Q: Why might overtime costs spike during peak seasons?
A: Meeting higher sales volume in
peak seasons often requires extended operating hours and overtime labor to
fulfill demand. Building in overtime buffers based on historical forecast
peaks, hiring temporary or seasonal staff, and cross-training teams for
flexibility helps minimize reliance on more expensive overtime during peaks.
Multi-shift schedules also help cover seasonal spikes cost-effectively.
Q: How can energy costs be optimized during extreme weather seasons?
A: Extreme cold winter and hot
summer weather drive seasonal spikes in heating and cooling bills. Smart
programmable thermostats turn down/up temperatures during closed hours.
Preventative maintenance improves furnace and AC efficiency pre-season. Window/door
insulation and shade structures reduce loss/gain. Solar panels supplement peak
loads cost-effectively. Off-peak usage discounts and lower nighttime rates can
also be leveraged in some regions to control costs.
Q: Why might marketing costs fluctuate seasonally for businesses?
A: Many companies strategically
increase marketing spend during peak sales seasons to maximize exposure and
capture more revenue through promotions and campaigns. While this inflates
costs short term, the payoff in sales lift offsets the temporary increase if
planned for properly in budgets. Timing major marketing pushes around seasonal
buying patterns can have exponential impact.
Q: How does production scheduling optimization help manage costs?
A: Aligning production timelines,
capacity and inventory planning with sales forecasts enables smoother cost
control and efficiency. Higher output with overtime in peak seasons, lower
production in slow seasons, and scheduled downtime for maintenance balances
costs across revenue cycles. Stored safety stock also helps buffer variability
peaks. Stable aligned scheduling minimizes waste and unnecessary overhead.
Q: What staffing models offer the most flexibility for seasonal businesses?
A: Maintaining a core group of
skilled full-time staff supplemented by larger numbers of temporary or seasonal
workers allows scaling up labor when needed for peaks and controlling costs in
slow periods. Cross-training and shared jobs provide additional flexibility.
Contracted hours, on-call staff pools and flexible shifts further align
staffing costs with fluctuating sales volumes.
Q: How can supply chain coordination help manage variable cost seasonality?
A: Strategic vendor partnerships
and contracting can provide flexibility around seasonal sales changes.
Long-term pricing agreements, periodic negotiations, visibility into inventory
levels, reserved stock buffers, just-in-time ordering, discounts on off-peak
deliveries and consignment programs help smooth out cost and demand variability.
Q: How can hospitality and resort businesses control seasonal utility
costs?
A: Many hospitality facilities
see major seasonal swings in utility costs based on variable occupancy and
guest levels across high versus low seasons.

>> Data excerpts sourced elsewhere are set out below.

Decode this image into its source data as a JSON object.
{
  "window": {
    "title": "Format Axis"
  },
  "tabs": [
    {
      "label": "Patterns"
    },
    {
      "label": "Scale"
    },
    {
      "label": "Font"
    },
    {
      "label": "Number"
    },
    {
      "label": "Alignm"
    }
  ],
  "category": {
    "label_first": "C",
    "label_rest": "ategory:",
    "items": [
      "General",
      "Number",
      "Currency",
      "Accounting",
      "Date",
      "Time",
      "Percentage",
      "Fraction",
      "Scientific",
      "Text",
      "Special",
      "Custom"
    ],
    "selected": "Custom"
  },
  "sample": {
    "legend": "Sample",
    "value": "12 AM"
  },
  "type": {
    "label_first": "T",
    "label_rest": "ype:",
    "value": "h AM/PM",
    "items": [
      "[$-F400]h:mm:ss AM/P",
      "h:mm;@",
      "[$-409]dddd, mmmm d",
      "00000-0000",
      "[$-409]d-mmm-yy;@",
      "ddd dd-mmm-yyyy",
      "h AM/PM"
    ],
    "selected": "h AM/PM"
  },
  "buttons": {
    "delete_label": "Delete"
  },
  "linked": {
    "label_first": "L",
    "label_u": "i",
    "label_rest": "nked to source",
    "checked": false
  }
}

Smart thermostats that turn down
AC/heat in unoccupied rooms save energy. Programmable timers optimize lighting
costs. Preventative maintenance pre-season improves efficiency as usage
increases. Rate discounts for off-peak utility usage also help balance costs
all year.
Q: What are strategies for controlling seasonal inventory costs?
A: Aligning inventory reorder
points, safety stock levels, order lead times and supplier reorder calendars
with sales forecasts ensures adequate product availability during peaks without
excess stock-piling. Just-in-time ordering, dynamic buffer levels and supply
chain visibility enable better cost optimization across variable seasons.

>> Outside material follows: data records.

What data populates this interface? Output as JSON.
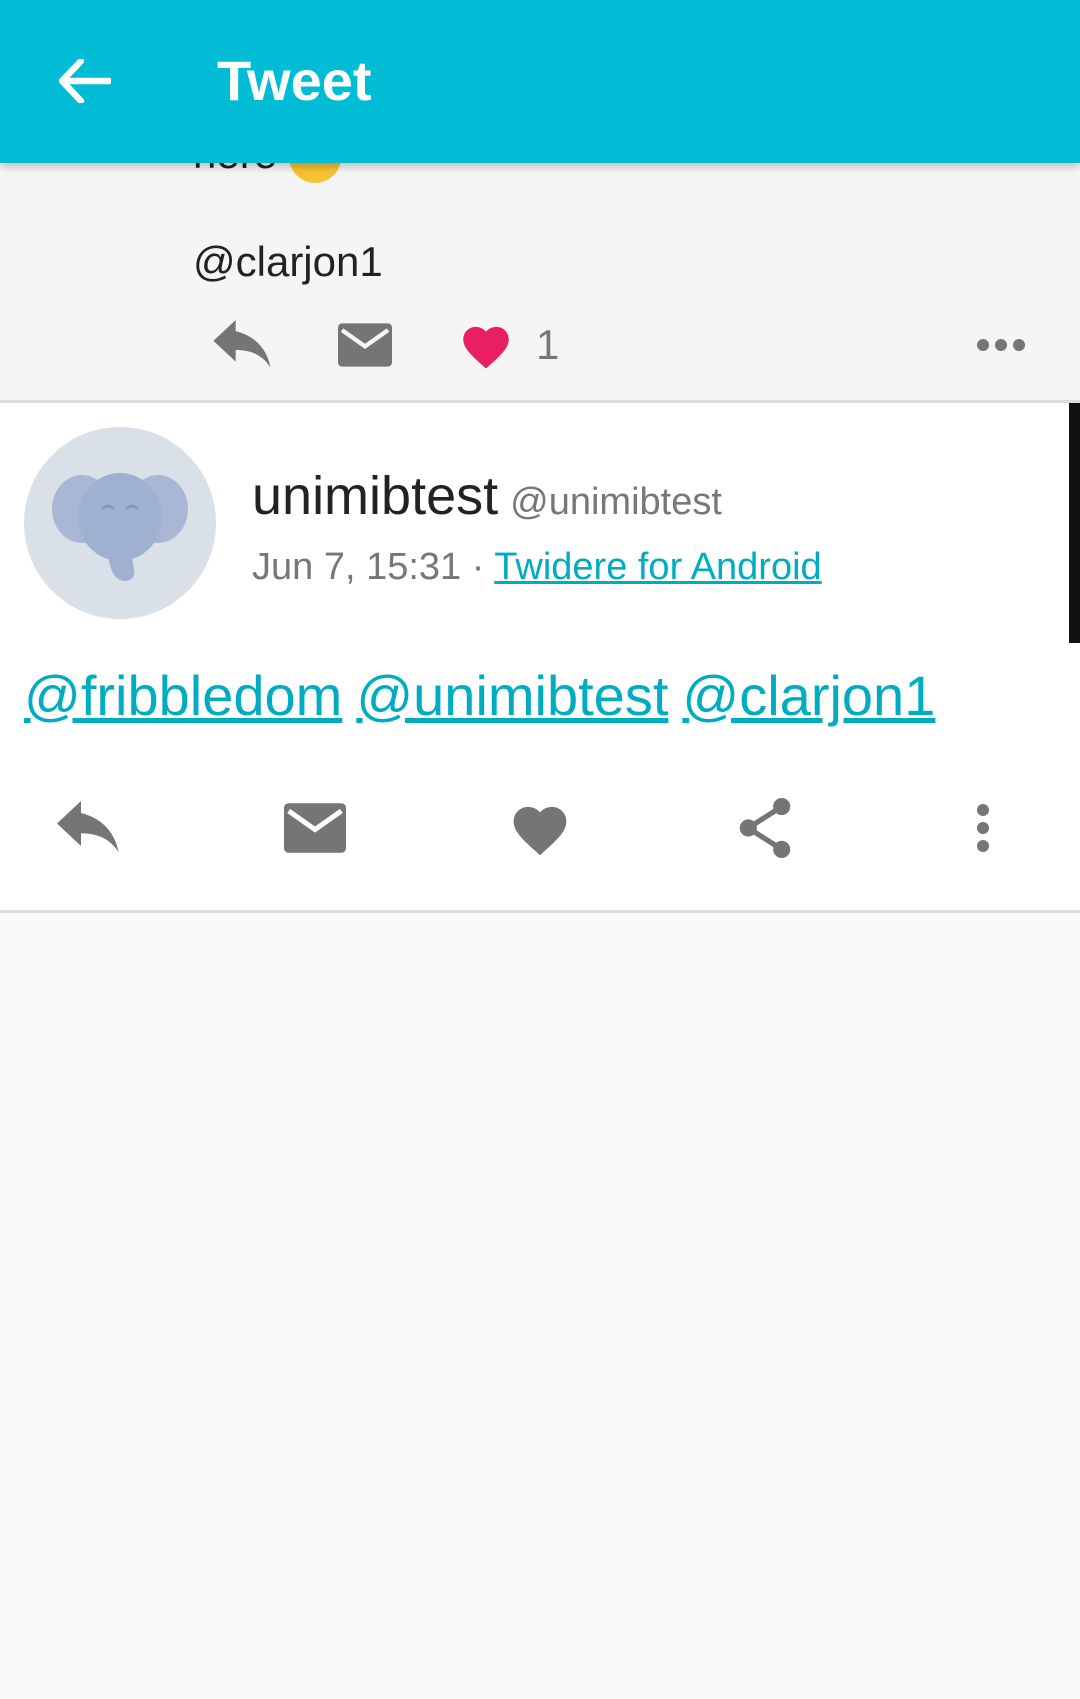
{
  "appbar": {
    "title": "Tweet",
    "back_icon": "arrow-back-icon",
    "background": "#00bcd4"
  },
  "prev_tweet": {
    "text_line": "here",
    "mention": "@clarjon1",
    "actions": {
      "reply_icon": "reply-icon",
      "message_icon": "mail-icon",
      "like_icon": "heart-icon",
      "like_count": "1",
      "like_color": "#e91e63",
      "more_icon": "more-horizontal-icon"
    }
  },
  "main_tweet": {
    "avatar_icon": "elephant-avatar-icon",
    "user_name": "unimibtest",
    "user_handle": "@unimibtest",
    "timestamp": "Jun 7, 15:31",
    "separator": "·",
    "source": "Twidere for Android",
    "mentions": [
      "@fribbledom",
      "@unimibtest",
      "@clarjon1"
    ],
    "link_color": "#00acc1",
    "actions": {
      "reply_icon": "reply-icon",
      "message_icon": "mail-icon",
      "like_icon": "heart-icon",
      "share_icon": "share-icon",
      "more_icon": "more-vertical-icon"
    }
  }
}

Customer-supplier inventory collaboration is key for flexibility.
Q: How can businesses use facilities more efficiently across seasons?

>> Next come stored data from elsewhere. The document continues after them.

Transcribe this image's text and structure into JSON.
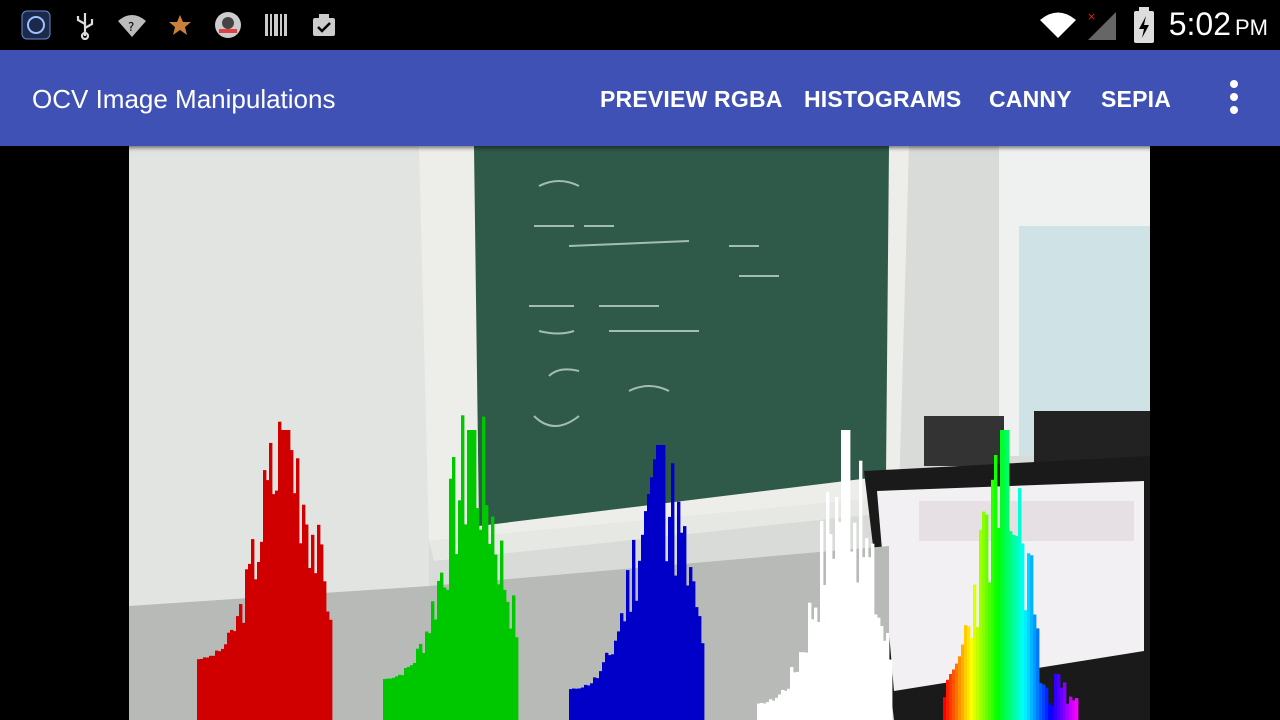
{
  "status_bar": {
    "time": "5:02",
    "ampm": "PM",
    "left_icons": [
      "app-notification-icon",
      "usb-icon",
      "wifi-question-icon",
      "star-icon",
      "avatar-app-icon",
      "barcode-icon",
      "clipboard-check-icon"
    ],
    "right_icons": [
      "wifi-icon",
      "signal-no-service-icon",
      "battery-charging-icon"
    ]
  },
  "app_bar": {
    "title": "OCV Image Manipulations",
    "actions": [
      "PREVIEW RGBA",
      "HISTOGRAMS",
      "CANNY",
      "SEPIA"
    ],
    "overflow_icon": "more-vert-icon",
    "color": "#3f51b5"
  },
  "camera_preview": {
    "mode": "HISTOGRAMS",
    "channels": [
      {
        "name": "red",
        "color": "#d00000"
      },
      {
        "name": "green",
        "color": "#00c800"
      },
      {
        "name": "blue",
        "color": "#0000c8"
      },
      {
        "name": "white",
        "color": "#ffffff"
      },
      {
        "name": "hue",
        "color": "spectrum"
      }
    ]
  }
}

A: Performing maintenance,
renovations and improvement projects during low-occupancy periods minimizes
costs and disruption. Scheduling housekeeping, landscaping, snow removal and
other services around peak utilization smooths spend. Optimizing energy usage
and selectively opening sections or amenities based on variable traffic also
provides savings. Planning around highs and lows optimizes costs.